Thursday, December 12, 2024

Jain V, Patel K. Single Leaflet Neocuspidization for Aortic Regurgitation Due to Infective Endocarditis in Adult Congenital Heart Disease. December 2024. doi:10.25373/ctsnet.28021058

This video is part of CTSNet’s 2024 Innovation Video Competition. Watch all entries into the competition, including the winning videos.   

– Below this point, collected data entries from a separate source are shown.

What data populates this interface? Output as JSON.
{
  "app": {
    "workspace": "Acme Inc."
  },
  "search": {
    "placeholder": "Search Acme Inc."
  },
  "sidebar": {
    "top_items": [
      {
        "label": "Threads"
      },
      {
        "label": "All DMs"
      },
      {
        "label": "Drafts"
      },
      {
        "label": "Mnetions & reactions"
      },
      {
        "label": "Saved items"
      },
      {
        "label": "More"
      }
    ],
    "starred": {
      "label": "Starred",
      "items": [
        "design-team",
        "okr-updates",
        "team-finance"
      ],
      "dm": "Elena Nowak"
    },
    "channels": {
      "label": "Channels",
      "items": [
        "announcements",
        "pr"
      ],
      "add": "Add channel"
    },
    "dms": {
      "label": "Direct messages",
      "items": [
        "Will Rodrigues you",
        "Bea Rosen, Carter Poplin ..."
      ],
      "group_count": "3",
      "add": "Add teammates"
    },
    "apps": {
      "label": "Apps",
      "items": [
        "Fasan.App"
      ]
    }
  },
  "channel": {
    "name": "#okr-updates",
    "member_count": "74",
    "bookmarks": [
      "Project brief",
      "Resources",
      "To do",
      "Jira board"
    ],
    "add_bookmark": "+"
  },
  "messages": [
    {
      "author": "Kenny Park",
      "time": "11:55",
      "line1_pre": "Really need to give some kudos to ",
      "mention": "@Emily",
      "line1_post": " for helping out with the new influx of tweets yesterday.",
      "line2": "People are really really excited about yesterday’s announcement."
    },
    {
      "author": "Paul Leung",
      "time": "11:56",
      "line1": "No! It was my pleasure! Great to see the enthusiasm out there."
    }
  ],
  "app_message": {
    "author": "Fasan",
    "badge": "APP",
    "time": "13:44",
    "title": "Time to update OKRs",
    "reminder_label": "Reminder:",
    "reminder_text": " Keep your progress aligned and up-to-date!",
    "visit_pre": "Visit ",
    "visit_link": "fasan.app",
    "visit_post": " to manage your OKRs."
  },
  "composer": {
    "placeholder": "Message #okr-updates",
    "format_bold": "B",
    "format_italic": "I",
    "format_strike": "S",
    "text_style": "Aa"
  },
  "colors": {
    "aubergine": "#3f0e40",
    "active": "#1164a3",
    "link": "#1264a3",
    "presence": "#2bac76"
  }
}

An 18-year-old female with a recent history of fever presented with chest pain, palpitations, and worsening dyspnea on exertion over the past month. She had been treated with a course of antibiotics one month earlier and was referred to the authors for further evaluation and management. Two-dimensional echocardiography suggested a moderate-sized perimembranous ventricular septal defect (VSD) restricted by right coronary cusp (RCC) prolapse, with a left-to-right shunt and severe aortic insufficiency and vegetations on the RCC. 

Surgical Technique  

The corrective surgery began with a midline sternotomy and moderately hypothermic cardiopulmonary bypass with aortic and bicaval cannulation. A moderate-sized perimembranous VSD was found to be restricted by prolapse of the RCC, which was thickened and tethered to the margin of VSD, with vegetations and calcification over its free edge. The NCC was mildly thickened with some vegetations but remained pliable, while the LCC was normal. The vegetations over the RCC and NCC were removed. The VSD was closed with a 0.4 mm expanded PTFE patch using a combination of interrupted and continuous sutures passed through the right atrium after the resection of a subaortic membrane and some hypertrophied right ventricular outflow tract muscle bundles. A careful examination of the cusp-annular complex, with the help of a Frater’s stitch, revealed noncoaptation of the NCC and RCC due to thickening and restricted mobility of the RCC. Consequently, the RCC was excised completely and reconstructed using the principle of the neocuspidization technique described by Ozaki et al., but for a single leaflet without using a template. 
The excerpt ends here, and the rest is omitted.